The barbarian had his axe out and was cheerily butchering the giant insect. “Slag says we can roast this for dinner. It’ll be good to have fresh meat.”

“I think I might be sick,” Malden said.

The dwarf, still sitting his pony, just shrugged. “More for the rest of us, then. Though I’ll tell you, you’re missing out on a fucking delicacy. I haven’t had a good giant cave beetle steak since I left my country. You can get it in Ness, dried and salted like jerky, but it’s just not the same.”

Croy looked incredulous. “You’ve seen such a beast before?”

“Oh, aye,” Slag told him. “There’s some mines in the dwarven kingdom just crawling with the things. Normally they live underground. What this one’s doing up here in this blasted daylight, I can’t say. Must have climbed up out of a crack in the rocks and got lost. They’re sodding stupid like that.”

Malden studied the eyes of the dead beast. “Out of its element,” he said, thinking perhaps that explained its aggression. A humble creature, a harmless feeder on fungus and subterranean plant matter, suddenly lost in a world of painfully bright light full of strangely soft but dangerous monsters. He could not help but feel sorry for it.

“Wait,” Croy said. “If it’s a denizen of caves, by nature-does that mean what I think it must?”

“Aye,” Slag told him. “It could only have come from one place. This means the Vincularium must be right around the next fucking bend.”

Chapter Twenty-three

Croy and Morget studied a map for a while, then they all mounted their horses and headed to the northeast. The way led up a slope, at first gradual but ever steepening. At times they crested a ridge of land and could see out beyond the trees and across great vistas of green valleys to hills in the distance. Then the trees began to grow thinner on the ground, and shorter of stature, and soon the sunlight that burst through the gaps between their branches was strong enough that Slag could not bear it. He put on a wide-brimmed hat and rubbed burnt cork under his eyes to cut the glare, but eventually he was forced to throw a cloak over himself and allowed Croy to lead his pony on a line. To keep the horse from panicking, the dwarf rigged up an ingenious device-a set of square iron plates mounted on the colt’s bridle, which kept it from looking to either side or behind. It could only see Croy’s horse ahead of it, and instinctively stayed in line.

Malden kept an eye on his own horse, not wishing to be separated from the others again. The jennet seemed badly spooked after her encounter with the giant beetle. It didn’t seem to help that Malden still stank of the thing’s thick blood. He had to whisper soothing words to her constantly lest she panic and run off. He was barely aware, then, when they crossed some invisible border and suddenly were out of the forest. It was not until Croy called for them all to look up that he raised his eyes from the ground.

He saw at once they had climbed a great hill that stood at the foot of a great towering mass of rock-the Whitewall, the chain of mountains that separated the land into eastern steppes and western plains.
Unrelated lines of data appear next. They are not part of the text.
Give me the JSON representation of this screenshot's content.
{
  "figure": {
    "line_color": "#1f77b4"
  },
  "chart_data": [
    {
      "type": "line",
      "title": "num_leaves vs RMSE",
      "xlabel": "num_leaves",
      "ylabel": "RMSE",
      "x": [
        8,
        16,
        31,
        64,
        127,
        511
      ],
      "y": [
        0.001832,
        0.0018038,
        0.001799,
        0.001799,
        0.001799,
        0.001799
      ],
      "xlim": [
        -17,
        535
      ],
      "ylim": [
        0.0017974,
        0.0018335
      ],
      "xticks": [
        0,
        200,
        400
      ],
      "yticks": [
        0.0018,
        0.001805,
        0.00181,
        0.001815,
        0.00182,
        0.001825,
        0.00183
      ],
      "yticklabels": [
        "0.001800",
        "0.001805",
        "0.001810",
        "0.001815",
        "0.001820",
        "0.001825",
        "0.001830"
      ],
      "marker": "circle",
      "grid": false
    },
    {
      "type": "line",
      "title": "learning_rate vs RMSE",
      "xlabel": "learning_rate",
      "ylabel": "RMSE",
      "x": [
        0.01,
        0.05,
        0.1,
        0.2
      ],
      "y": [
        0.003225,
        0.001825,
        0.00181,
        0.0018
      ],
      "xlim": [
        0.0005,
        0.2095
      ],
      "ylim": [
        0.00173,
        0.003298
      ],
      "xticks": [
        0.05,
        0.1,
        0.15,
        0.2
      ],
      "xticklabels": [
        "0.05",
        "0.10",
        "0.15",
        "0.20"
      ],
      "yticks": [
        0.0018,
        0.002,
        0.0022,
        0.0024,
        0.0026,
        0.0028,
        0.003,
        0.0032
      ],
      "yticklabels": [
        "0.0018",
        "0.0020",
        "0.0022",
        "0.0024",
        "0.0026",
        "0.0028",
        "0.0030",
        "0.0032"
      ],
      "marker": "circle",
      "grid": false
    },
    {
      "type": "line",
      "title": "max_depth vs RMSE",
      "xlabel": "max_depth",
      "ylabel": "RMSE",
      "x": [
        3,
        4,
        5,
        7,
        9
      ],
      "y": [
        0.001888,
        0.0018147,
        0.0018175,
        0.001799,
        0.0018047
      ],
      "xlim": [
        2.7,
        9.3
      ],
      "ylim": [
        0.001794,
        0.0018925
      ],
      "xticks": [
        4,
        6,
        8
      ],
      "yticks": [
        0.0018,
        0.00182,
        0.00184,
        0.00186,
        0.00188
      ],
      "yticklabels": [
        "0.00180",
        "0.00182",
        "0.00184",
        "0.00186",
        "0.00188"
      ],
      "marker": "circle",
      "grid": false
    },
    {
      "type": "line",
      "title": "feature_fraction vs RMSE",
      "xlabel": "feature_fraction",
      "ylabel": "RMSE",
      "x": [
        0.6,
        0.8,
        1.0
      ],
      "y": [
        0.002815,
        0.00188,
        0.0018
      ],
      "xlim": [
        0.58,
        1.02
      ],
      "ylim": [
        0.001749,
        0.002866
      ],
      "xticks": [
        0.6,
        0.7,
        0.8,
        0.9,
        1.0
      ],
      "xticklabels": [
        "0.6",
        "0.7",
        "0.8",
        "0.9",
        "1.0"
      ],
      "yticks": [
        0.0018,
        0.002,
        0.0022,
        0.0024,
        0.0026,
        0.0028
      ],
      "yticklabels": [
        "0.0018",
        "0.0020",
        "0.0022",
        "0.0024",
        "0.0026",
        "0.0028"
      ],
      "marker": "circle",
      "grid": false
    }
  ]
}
Beyond that wall lay the land of Morget’s people. It was better than any fortress wall could be at keeping the two countries apart. The mountains were too tall to be climbed-Malden had heard that men who tried climbed up above the air itself and smothered, drowning for lack of breath. The mountains were so high that their peaks were swathed always in snow, for which fact the range was given its name. Only in a few places was the terrain low enough to be passable-places that were heavily guarded for that reason.

Tallest of those mountains was the one called Cloudblade, which formed the keystone of that endless range. Its jagged top, like the roots of an extracted and upturned tooth, did indeed cut through the clouds overhead, and pennons of mist streamed from its rocks. Above a certain height nothing grew on its slopes, and only the pale rock that formed it was to be seen.